With this, we can support constructor injection. Within Kotlin, this means that we need to define an explicit constructor that we then annotate with our @Inject annotation:

@Path("/inject")
class InjectResource @Inject constructor(private val injectableService: InjectableService) {

    @GET
    fun handler() = injectableService.greeting()
}

Alternatively, we can use field injection. This requires us to define the field using late initialization, and annotate it with the @Inject annotation:

@Path("/inject")
class InjectResource {
    @Inject
    lateinit var injectableService: InjectableService

    @GET
    fun handler() = injectableService.greeting()
}

In either of these cases, Quarkus automatically wires up our application correctly.

7. Testing

In order to know that our application works correctly, we need to be able to test it. Our Quarkus application that we’ve created comes with full support for both unit and integration testing, built on top of the JUnit Jupiter test engine and using REST-Assured for performing the actual tests.

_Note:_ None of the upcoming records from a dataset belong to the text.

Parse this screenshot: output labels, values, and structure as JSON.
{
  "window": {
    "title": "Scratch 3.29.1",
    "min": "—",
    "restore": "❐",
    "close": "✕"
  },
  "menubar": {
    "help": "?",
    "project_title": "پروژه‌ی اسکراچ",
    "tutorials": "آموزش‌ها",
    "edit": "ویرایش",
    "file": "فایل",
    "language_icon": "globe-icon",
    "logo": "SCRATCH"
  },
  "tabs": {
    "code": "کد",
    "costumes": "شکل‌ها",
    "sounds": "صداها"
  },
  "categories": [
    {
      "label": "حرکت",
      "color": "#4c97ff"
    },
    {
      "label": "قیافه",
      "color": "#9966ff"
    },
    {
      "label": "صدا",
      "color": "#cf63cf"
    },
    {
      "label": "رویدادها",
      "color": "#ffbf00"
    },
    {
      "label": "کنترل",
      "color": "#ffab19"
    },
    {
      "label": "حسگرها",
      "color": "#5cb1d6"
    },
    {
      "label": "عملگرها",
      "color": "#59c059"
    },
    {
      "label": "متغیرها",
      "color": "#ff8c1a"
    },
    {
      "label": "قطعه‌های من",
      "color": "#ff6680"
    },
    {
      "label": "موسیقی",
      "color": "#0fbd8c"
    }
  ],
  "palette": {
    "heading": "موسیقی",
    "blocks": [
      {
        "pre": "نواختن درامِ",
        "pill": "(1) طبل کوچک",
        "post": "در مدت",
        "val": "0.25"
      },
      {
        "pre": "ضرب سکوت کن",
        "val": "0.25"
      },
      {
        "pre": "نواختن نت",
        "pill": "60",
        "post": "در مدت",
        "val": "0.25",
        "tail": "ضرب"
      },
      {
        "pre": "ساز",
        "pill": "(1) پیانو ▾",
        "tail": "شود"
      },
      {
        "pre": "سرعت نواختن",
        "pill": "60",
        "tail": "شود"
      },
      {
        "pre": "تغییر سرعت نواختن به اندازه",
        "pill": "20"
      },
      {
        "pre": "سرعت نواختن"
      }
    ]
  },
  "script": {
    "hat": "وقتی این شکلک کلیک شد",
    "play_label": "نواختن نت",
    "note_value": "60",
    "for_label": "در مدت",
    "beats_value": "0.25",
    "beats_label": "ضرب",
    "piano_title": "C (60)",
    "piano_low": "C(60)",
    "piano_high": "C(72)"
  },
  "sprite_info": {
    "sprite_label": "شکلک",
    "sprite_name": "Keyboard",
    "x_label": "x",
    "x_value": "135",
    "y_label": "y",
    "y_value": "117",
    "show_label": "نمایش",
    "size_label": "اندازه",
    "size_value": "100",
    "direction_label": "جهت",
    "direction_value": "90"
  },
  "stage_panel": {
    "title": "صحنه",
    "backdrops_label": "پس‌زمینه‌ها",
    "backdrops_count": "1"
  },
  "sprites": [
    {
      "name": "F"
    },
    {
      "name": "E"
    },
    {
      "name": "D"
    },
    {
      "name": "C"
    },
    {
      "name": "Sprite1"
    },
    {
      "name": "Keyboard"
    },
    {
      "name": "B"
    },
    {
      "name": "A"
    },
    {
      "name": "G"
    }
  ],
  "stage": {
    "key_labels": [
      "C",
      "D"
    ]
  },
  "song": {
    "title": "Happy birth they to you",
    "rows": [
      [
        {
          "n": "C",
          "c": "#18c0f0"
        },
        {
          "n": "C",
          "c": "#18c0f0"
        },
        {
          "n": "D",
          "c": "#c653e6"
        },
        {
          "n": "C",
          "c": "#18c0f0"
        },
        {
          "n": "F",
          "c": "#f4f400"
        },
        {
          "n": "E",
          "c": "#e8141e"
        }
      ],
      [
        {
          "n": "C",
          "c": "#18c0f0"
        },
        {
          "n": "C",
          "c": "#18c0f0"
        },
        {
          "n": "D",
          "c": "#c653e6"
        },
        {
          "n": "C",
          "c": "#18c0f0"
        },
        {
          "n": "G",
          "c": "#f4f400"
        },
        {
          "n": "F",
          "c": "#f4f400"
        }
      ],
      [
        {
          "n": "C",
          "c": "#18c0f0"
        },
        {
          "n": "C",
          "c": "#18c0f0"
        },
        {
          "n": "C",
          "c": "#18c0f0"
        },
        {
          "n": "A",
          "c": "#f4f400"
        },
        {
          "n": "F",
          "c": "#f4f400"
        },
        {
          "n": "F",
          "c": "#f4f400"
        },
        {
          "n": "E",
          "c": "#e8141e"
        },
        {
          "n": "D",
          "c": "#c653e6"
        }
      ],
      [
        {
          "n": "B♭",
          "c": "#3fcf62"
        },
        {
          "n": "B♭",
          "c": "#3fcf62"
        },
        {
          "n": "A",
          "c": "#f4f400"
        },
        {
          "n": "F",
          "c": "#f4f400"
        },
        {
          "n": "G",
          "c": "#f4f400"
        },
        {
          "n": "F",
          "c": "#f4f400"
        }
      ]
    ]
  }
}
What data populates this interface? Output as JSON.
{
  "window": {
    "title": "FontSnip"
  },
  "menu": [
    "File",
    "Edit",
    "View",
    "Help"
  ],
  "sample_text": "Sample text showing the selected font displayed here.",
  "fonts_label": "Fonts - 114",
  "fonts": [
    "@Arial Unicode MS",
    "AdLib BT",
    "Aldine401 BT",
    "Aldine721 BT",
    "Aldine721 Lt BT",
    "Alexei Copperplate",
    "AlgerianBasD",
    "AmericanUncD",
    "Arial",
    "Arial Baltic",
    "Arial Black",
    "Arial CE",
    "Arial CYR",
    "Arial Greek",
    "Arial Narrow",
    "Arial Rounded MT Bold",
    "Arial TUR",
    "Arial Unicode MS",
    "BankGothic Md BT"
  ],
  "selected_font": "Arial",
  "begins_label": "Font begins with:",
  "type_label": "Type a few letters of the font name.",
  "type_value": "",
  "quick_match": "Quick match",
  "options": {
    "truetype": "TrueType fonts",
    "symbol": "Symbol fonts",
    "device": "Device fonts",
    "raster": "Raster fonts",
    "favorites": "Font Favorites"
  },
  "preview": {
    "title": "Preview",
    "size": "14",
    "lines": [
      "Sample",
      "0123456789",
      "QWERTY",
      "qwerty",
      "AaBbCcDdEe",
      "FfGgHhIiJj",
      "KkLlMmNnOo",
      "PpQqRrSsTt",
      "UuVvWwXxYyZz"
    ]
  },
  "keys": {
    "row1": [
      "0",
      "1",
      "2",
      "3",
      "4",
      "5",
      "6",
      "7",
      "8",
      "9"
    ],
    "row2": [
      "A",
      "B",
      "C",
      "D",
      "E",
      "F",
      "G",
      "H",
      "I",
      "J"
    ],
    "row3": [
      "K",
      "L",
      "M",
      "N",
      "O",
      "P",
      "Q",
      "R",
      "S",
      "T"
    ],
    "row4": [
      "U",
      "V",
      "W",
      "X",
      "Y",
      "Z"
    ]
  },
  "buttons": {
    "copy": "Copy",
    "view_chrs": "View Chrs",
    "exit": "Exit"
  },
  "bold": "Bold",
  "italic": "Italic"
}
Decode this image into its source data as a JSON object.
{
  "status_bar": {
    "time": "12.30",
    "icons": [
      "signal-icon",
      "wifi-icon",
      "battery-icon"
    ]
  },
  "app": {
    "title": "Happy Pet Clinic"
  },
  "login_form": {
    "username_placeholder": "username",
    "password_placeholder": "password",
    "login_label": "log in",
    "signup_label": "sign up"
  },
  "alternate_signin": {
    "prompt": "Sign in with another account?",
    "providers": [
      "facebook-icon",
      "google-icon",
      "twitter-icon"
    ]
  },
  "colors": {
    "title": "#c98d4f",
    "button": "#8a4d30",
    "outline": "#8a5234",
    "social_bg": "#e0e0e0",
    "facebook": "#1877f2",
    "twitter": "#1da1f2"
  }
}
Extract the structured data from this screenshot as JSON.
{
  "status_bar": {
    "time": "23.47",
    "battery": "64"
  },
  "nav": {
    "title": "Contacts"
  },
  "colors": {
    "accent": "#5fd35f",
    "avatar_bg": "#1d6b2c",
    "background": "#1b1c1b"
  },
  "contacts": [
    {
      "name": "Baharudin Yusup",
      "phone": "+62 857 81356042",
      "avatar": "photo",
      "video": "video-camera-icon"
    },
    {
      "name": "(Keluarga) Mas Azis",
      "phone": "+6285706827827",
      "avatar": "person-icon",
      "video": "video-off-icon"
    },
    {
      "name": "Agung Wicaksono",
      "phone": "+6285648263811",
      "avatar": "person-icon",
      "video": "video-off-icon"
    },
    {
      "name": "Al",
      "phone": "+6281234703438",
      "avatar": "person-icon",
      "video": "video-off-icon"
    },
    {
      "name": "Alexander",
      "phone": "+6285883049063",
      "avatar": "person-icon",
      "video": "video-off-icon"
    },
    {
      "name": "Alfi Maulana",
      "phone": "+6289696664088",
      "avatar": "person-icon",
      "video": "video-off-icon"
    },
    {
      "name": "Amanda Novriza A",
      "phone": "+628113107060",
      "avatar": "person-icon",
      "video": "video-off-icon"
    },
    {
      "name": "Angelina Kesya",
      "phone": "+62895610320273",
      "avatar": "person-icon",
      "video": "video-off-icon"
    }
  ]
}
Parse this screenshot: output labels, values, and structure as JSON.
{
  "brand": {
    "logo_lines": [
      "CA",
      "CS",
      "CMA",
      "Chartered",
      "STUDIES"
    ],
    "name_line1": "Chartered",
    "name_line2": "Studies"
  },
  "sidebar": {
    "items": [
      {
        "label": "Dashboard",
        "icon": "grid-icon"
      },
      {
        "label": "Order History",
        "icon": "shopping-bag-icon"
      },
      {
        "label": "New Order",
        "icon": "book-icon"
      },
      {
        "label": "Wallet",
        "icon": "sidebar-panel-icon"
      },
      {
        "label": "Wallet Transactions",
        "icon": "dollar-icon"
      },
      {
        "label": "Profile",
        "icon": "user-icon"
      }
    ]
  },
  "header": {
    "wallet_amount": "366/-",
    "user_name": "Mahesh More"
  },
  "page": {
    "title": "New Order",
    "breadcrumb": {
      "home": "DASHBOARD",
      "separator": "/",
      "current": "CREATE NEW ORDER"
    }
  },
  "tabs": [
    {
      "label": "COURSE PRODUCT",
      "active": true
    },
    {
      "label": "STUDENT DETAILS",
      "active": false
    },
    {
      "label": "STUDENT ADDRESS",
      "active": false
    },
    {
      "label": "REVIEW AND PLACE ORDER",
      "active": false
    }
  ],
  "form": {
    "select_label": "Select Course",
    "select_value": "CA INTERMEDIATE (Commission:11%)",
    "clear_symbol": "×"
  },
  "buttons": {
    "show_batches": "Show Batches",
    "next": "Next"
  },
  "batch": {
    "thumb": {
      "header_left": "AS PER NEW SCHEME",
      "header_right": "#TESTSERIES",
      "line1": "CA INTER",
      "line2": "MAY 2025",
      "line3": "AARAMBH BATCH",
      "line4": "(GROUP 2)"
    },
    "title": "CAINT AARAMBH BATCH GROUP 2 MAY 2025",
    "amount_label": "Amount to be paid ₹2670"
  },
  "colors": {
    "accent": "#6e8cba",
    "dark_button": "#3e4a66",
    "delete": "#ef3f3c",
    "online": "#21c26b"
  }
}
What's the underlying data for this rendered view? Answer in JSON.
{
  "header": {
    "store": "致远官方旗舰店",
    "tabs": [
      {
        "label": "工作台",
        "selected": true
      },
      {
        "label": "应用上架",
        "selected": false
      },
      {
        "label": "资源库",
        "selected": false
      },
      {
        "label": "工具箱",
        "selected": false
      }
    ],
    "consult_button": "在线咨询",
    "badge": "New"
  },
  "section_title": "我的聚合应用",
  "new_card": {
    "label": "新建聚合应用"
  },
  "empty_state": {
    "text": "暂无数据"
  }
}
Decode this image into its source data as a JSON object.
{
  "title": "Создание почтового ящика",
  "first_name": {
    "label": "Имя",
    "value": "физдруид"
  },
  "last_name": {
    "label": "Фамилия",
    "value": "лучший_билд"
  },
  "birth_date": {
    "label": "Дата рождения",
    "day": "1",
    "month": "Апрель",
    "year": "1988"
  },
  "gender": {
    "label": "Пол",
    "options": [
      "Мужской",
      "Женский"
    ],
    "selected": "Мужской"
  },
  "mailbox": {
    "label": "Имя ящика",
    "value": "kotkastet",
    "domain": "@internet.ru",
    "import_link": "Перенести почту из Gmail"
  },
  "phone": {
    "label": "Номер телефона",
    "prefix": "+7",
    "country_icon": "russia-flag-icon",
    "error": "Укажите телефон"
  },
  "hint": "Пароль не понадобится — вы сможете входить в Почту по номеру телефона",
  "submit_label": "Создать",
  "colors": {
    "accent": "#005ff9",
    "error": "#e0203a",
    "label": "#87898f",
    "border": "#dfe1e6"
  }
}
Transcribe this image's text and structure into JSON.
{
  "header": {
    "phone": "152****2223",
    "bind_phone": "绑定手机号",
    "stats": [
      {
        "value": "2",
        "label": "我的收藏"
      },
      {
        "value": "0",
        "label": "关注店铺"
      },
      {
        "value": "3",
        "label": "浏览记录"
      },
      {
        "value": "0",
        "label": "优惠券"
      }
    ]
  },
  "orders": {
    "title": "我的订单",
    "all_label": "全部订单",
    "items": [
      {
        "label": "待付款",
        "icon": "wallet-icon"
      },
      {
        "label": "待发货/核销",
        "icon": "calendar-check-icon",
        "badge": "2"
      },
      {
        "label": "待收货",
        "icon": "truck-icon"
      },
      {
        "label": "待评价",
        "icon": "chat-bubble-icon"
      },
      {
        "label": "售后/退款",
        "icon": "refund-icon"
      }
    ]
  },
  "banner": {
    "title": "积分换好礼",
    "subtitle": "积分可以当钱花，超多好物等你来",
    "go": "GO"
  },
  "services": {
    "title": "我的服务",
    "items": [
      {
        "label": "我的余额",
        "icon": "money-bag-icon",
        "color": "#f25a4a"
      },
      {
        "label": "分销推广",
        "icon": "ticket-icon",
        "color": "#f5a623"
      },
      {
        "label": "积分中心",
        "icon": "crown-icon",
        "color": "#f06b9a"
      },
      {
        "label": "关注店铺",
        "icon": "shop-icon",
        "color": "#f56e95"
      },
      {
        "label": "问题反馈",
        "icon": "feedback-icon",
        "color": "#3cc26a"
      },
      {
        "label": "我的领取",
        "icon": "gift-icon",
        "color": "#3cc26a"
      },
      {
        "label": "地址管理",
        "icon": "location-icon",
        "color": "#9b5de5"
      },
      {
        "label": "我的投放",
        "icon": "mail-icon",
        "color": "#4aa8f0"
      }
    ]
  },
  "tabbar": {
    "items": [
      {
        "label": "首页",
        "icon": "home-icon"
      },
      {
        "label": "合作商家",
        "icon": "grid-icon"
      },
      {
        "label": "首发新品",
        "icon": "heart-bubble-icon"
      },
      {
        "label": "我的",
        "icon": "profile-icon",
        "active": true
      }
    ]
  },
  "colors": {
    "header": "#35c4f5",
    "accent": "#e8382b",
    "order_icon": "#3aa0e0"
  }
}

We can write unit tests by annotating our test class with @QuarkusTest. Within the test itself, we can then use REST-Assured to actually interact with our service:

@QuarkusTest
class GreetingResourceUnitTest {
    @Test
    fun `when getting the hello resource then we got the correct response`() {
        given()
          .`when`().get("/hello")
          .then()
          .statusCode(200)
          .body("greeting", `is`("Hello, World!"))
    }
}

This test starts up our application, sends an HTTP request to the /hello resource that we saw earlier, and then asserts that the response is correct.

Integration tests look exactly the same, only we use @QuarkusIntegrationTest instead:

@QuarkusIntegrationTest
class InjectResourceIntegrationTest {
    @Test
    fun `when getting the inject resource then we got the correct response`() {
        given()
          .`when`().get("/inject")
          .then()
          .statusCode(200)
          .body(`is`("Hello, World!"))
    }
}

This causes the test to run the actual built application as a separate process alongside our tests, instead of running our application code within the test process.

8. Conclusion

This was a quick introduction to using Quarkus with Kotlin. Quarkus fully supports Kotlin and allows us to use coroutines and suspend functions natively. We’ve only discussed the basics of this library, but it’s capable of handling many more advanced scenarios.